Im russischen Winter halt nicht. Nicht auf dem Roten Platz, nicht auf dem Dwarzowaja-Platz, nicht vor dem Winterpalast, nicht am Newski-Pro-spekt, nicht an der Kremlmauer, nicht in Sagorsk - und mit keinem einzigen russischen Menschen gesprochen. Viele von ihnen haben sich lange, lange auf uns gefreut, noch sollen unsere Plakate hängen.

In meinem Reisepaß ist noch das fliederfarbene russische Visum eingelegt, auf meinem Schreibtisch liegt der Bildband über Rußland (zurückgeben, er ist ausgeborgt!), das hektographierte russische Alphabet und danebenstehend seine Transkription in für uns Leserliches, drei Seiten mit den „Vorschriften über die Einfuhr in die UdSSR und Ausfuhr aus der UdSSR verschiedener Gegenstände ... Jetzt, in dieser Minute ginge im Moskauer Künstlertheater „Iphigenie" zu Ende.
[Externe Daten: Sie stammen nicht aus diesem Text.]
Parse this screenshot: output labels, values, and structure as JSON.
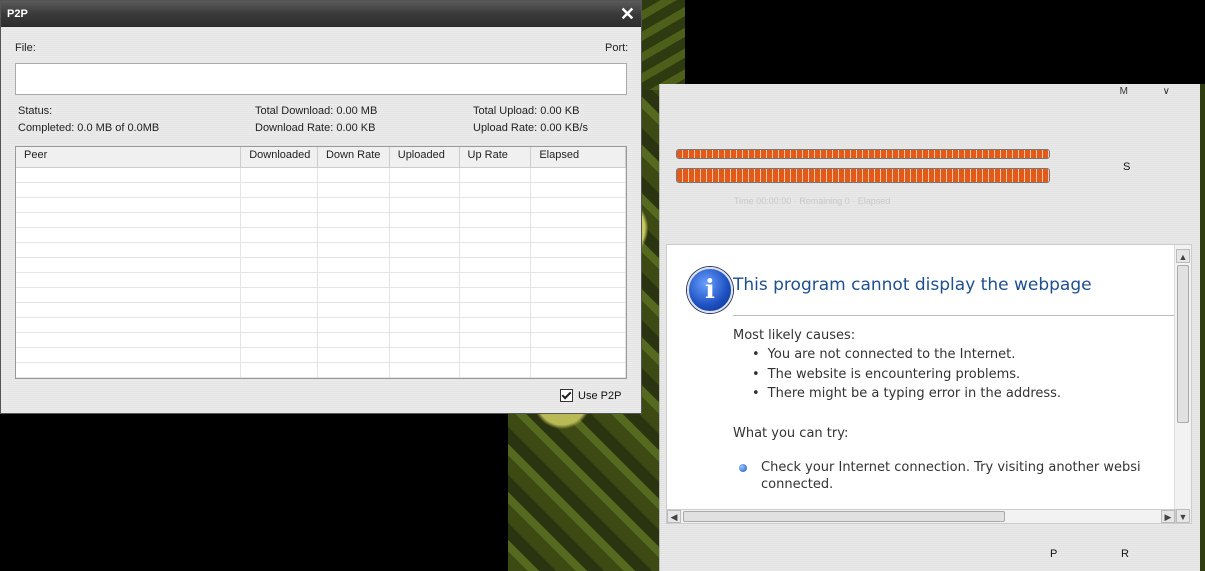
{
  "p2p": {
    "title": "P2P",
    "close": "✕",
    "file_label": "File:",
    "port_label": "Port:",
    "file_value": "",
    "status_label": "Status:",
    "completed": "Completed: 0.0 MB of 0.0MB",
    "total_download": "Total Download: 0.00 MB",
    "download_rate": "Download Rate: 0.00 KB",
    "total_upload": "Total Upload: 0.00 KB",
    "upload_rate": "Upload Rate: 0.00 KB/s",
    "columns": [
      "Peer",
      "Downloaded",
      "Down Rate",
      "Uploaded",
      "Up Rate",
      "Elapsed"
    ],
    "use_p2p_label": "Use P2P",
    "use_p2p_checked": true
  },
  "launcher": {
    "top_controls": "M ∨",
    "side_label": "S",
    "faint_text": "Time 00:00:00 · Remaining 0 · Elapsed",
    "bottom_p": "P",
    "bottom_r": "R",
    "progress_1": 1.0,
    "progress_2": 1.0
  },
  "browser": {
    "title": "This program cannot display the webpage",
    "causes_heading": "Most likely causes:",
    "causes": [
      "You are not connected to the Internet.",
      "The website is encountering problems.",
      "There might be a typing error in the address."
    ],
    "try_heading": "What you can try:",
    "try_item": "Check your Internet connection. Try visiting another websi",
    "try_item_2": "connected."
  },
  "colors": {
    "title_blue": "#1e4f8f",
    "progress_orange": "#e15a1a"
  }
}
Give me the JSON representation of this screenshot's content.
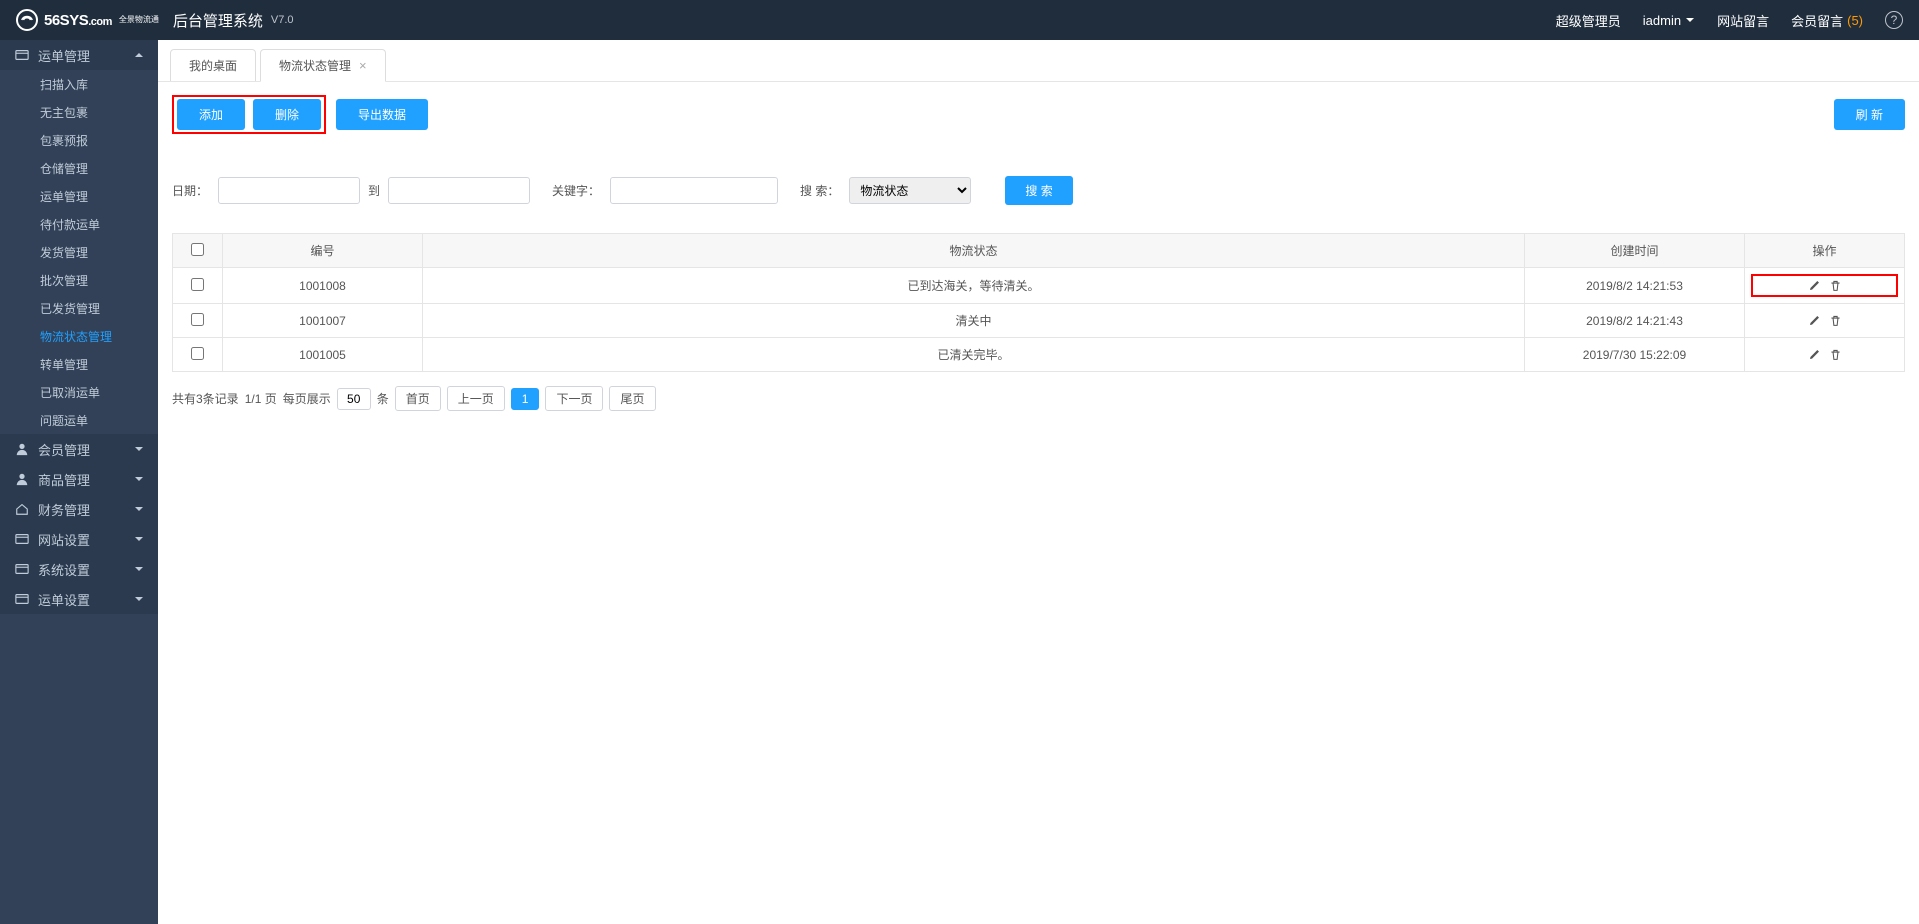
{
  "header": {
    "logo_main": "56SYS",
    "logo_domain": ".com",
    "logo_sub1": "全景物流通",
    "sys_title": "后台管理系统",
    "version": "V7.0",
    "right": {
      "role": "超级管理员",
      "user": "iadmin",
      "site_msg": "网站留言",
      "member_msg": "会员留言",
      "member_msg_count": "(5)"
    }
  },
  "sidebar": {
    "groups": [
      {
        "label": "运单管理",
        "expanded": true,
        "items": [
          "扫描入库",
          "无主包裹",
          "包裹预报",
          "仓储管理",
          "运单管理",
          "待付款运单",
          "发货管理",
          "批次管理",
          "已发货管理",
          "物流状态管理",
          "转单管理",
          "已取消运单",
          "问题运单"
        ],
        "active_index": 9
      },
      {
        "label": "会员管理",
        "expanded": false
      },
      {
        "label": "商品管理",
        "expanded": false
      },
      {
        "label": "财务管理",
        "expanded": false
      },
      {
        "label": "网站设置",
        "expanded": false
      },
      {
        "label": "系统设置",
        "expanded": false
      },
      {
        "label": "运单设置",
        "expanded": false
      }
    ]
  },
  "tabs": {
    "items": [
      {
        "label": "我的桌面",
        "closable": false
      },
      {
        "label": "物流状态管理",
        "closable": true
      }
    ],
    "active": 1
  },
  "toolbar": {
    "add": "添加",
    "delete": "删除",
    "export": "导出数据",
    "refresh": "刷 新"
  },
  "filters": {
    "date_label": "日期：",
    "to": "到",
    "keyword_label": "关键字：",
    "search_label": "搜 索：",
    "search_btn": "搜 索",
    "select_value": "物流状态"
  },
  "table": {
    "cols": [
      "",
      "编号",
      "物流状态",
      "创建时间",
      "操作"
    ],
    "rows": [
      {
        "id": "1001008",
        "status": "已到达海关，等待清关。",
        "time": "2019/8/2 14:21:53",
        "highlight": true
      },
      {
        "id": "1001007",
        "status": "清关中",
        "time": "2019/8/2 14:21:43",
        "highlight": false
      },
      {
        "id": "1001005",
        "status": "已清关完毕。",
        "time": "2019/7/30 15:22:09",
        "highlight": false
      }
    ]
  },
  "pager": {
    "total_text": "共有3条记录",
    "page_text": "1/1 页",
    "perpage_label": "每页展示",
    "perpage_value": "50",
    "unit": "条",
    "first": "首页",
    "prev": "上一页",
    "current": "1",
    "next": "下一页",
    "last": "尾页"
  }
}
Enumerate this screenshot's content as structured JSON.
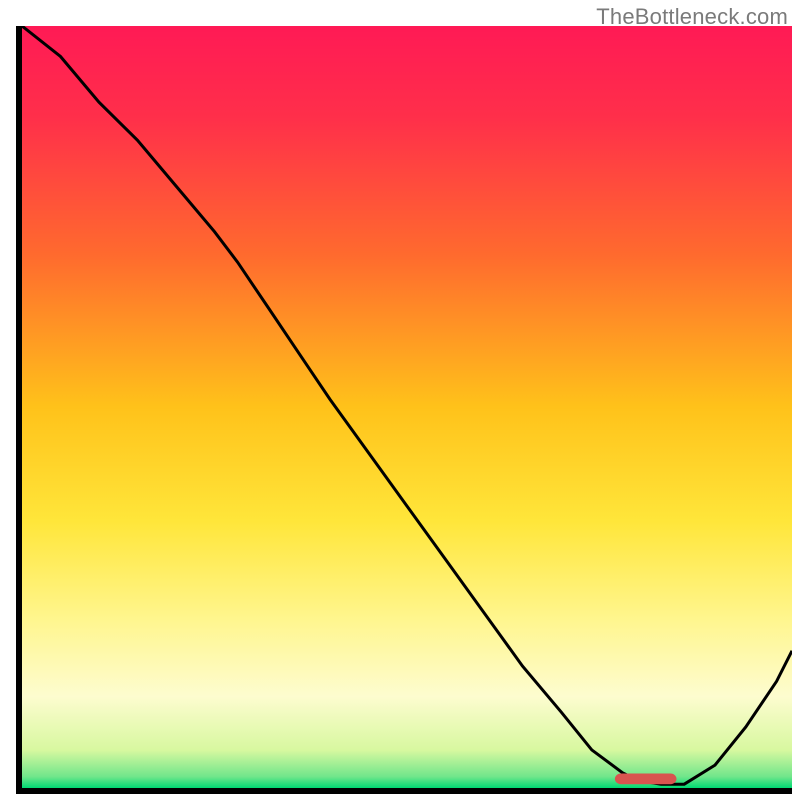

Agamemnons Älteste darf Tauris, also die Krim, verlassen und in ihre Heimat zurückkehren. Iphigenie kehrt aus den Ursprüngen ihrer Geschichte in die Ursprünge ihres Dichters heim.

Statt dessen sitze ich halt hier in Wien vor der Schreibmaschine und denke darüber nach, was heute abend alles ungesagt bleiben mußte durch diese Absage. Was alles heute abend nicht entzündet werden konnte. Was nicht vorgedacht und von vielen, vielen Menschen nicht mitgedacht werden durfte.

Ich habe nicht sagen dürfen: „Laß zwischen den Deinen und uns ein freundlich Gastrecht künftig walten, so sind wir nicht auf ewig abgeschieden. Kommt der Geringste Deines Volks dereinst zu uns, so will ich ihn empfangen wie einen Gott..."

Und so vieles andere auch nicht, heute abend in Moskau. Nachzulesen bei Goethe. Zollfrei und mit gültigem Visum eingeführt in das Land Gorkis, Dostojewskis, Tolstois, Tschechows und Puschkins.

Das Plädoyer für die Menschenrechte hab ich nicht einführen dürfen und nicht ausführen das Wissen, daß es verstanden wurde. Politisch Lied ...?

Ich weiß schon, warum die Trauer so anhält.